A 2012 lawsuit unearthed a program called the “Controlled Application Review and Resolution Program,” or CARRP, that many lawyers view as an illegal screening program targeting people from Muslim-majority countries.
The program began without public notice during the last year of George W. Bush’s presidency and has continued until the present day. USCIS has largely refrained from discussing it outside the context of lawsuits and Freedom of Information Act Requests. The American Civil Liberties Union, which is suing to overturn it, estimates that the program delayed more than 40,000 applications from 2008 to 2016 alone.
“We have long-standing concerns that CARRP targets people based on innocent activity and wrongly and unfairly focuses on Muslims and members of Arab, Middle Eastern and South Asian communities,” said Hugh Handeyside, one of the ACLU lawyers suing to halt the program.
USCIS doesn’t tell those targeted by the program why the agency delays their applications. But attorney James Hacking, who has filed more than 200 federal lawsuits challenging delays in visa, green card and citizenship applications, said Asif’s case of indefinite delay for an interview over an unspecified background check fits the pattern.
Although Hacking sees the hidden hand of CARRP behind the unspecified delays, he’s never received confirmation. But USCIS almost never fights him when he files the cases, he says.
“Once I sue, things start moving,” Hacking told HuffPost. “It’s sort of like ‘Groundhog Day.’ It’s the same case. It’s the same situation every time.”
For Hacking, a 12-month delay is the benchmark for filing a lawsuit alleging an unconstitutional use of CARRP to derail an application. Asif filed his application nearly two years ago.
“That’s why he’s being treated this way,” Potter said. “Of course, if you’re Muslim, you must be a terrorist. What other reason could it be? … They’ve apparently been doing background checks for close to two years in this case. That doesn’t say much about their ability to do a background check.”

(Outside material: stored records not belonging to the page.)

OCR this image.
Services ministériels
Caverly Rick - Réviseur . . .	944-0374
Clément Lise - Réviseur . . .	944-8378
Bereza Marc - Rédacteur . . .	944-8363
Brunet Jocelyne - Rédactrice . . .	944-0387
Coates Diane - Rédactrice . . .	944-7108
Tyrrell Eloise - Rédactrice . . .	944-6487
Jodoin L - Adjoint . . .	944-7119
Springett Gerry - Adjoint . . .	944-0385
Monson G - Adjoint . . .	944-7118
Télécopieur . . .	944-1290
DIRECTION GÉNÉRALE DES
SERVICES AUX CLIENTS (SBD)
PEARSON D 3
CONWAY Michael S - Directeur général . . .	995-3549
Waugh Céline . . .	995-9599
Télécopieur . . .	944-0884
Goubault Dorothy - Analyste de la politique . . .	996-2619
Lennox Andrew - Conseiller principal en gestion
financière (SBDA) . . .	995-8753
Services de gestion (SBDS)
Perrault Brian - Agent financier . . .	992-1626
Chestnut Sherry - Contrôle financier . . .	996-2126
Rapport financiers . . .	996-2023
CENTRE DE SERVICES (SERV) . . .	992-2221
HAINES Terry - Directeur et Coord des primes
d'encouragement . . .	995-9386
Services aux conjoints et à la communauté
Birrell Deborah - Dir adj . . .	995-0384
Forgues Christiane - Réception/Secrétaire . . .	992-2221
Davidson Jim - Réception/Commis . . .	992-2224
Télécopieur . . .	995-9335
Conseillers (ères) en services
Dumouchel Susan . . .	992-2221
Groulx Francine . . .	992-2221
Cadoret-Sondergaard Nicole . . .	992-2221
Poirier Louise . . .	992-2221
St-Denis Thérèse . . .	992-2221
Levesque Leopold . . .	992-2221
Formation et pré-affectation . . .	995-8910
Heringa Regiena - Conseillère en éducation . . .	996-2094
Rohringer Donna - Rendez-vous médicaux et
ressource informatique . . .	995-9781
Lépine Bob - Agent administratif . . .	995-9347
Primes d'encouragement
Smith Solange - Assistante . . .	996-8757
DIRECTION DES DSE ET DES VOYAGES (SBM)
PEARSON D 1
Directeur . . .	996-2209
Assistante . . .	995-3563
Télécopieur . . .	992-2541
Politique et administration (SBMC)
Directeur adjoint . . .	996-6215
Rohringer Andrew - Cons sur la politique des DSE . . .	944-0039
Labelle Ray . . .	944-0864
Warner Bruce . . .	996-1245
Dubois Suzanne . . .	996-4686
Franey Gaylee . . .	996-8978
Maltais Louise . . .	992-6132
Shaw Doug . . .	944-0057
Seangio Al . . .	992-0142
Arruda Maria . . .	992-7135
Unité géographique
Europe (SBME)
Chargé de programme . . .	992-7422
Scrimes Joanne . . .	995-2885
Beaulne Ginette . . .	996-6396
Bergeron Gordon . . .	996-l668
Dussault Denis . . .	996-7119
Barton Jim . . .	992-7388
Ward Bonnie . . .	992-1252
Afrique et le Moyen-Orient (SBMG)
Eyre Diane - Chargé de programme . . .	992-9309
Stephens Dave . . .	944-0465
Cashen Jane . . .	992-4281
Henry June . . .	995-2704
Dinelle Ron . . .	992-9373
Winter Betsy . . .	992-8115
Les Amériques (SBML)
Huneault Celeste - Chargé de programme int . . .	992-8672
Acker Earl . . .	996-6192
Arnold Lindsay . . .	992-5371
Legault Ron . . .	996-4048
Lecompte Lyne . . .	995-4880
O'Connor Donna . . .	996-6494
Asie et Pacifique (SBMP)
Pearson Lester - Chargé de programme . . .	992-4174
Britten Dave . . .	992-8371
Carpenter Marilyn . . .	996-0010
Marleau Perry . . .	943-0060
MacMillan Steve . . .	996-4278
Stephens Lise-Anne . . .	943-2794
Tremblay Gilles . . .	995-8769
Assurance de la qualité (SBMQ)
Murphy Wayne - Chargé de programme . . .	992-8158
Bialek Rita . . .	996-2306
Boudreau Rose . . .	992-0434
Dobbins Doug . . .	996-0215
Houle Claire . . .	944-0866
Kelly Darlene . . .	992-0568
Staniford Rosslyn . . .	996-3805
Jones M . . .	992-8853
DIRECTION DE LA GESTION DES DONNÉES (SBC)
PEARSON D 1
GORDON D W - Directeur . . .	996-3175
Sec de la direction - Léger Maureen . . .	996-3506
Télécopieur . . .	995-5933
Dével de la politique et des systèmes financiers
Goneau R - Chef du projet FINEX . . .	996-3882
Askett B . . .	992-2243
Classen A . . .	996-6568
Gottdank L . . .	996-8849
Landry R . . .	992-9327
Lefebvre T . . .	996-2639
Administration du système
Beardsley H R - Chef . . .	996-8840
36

Asif went before a judge at the detention center, who asked if he wanted to apply for asylum. Asif declined. He’s not afraid to return to Spain. He just wants to continue his green card application to remain with his wife. The judge refused to deport him.
That leaves Asif’s case in the hands of his deportation officer, who had yet to speak with him by last week. ICE declined to discuss whether the agency planned to release him.
“I don’t know what they want from me,” Asif said. “I don’t know why they are even holding me here.”
For the moment, he can do little more than wait. ICE detention is “nothing good,” he says, but it’s better than his experience in the hands of Border Patrol. He’s no longer crammed into a room with dozens of other detainees. He gets his own bed. And he can eat the food.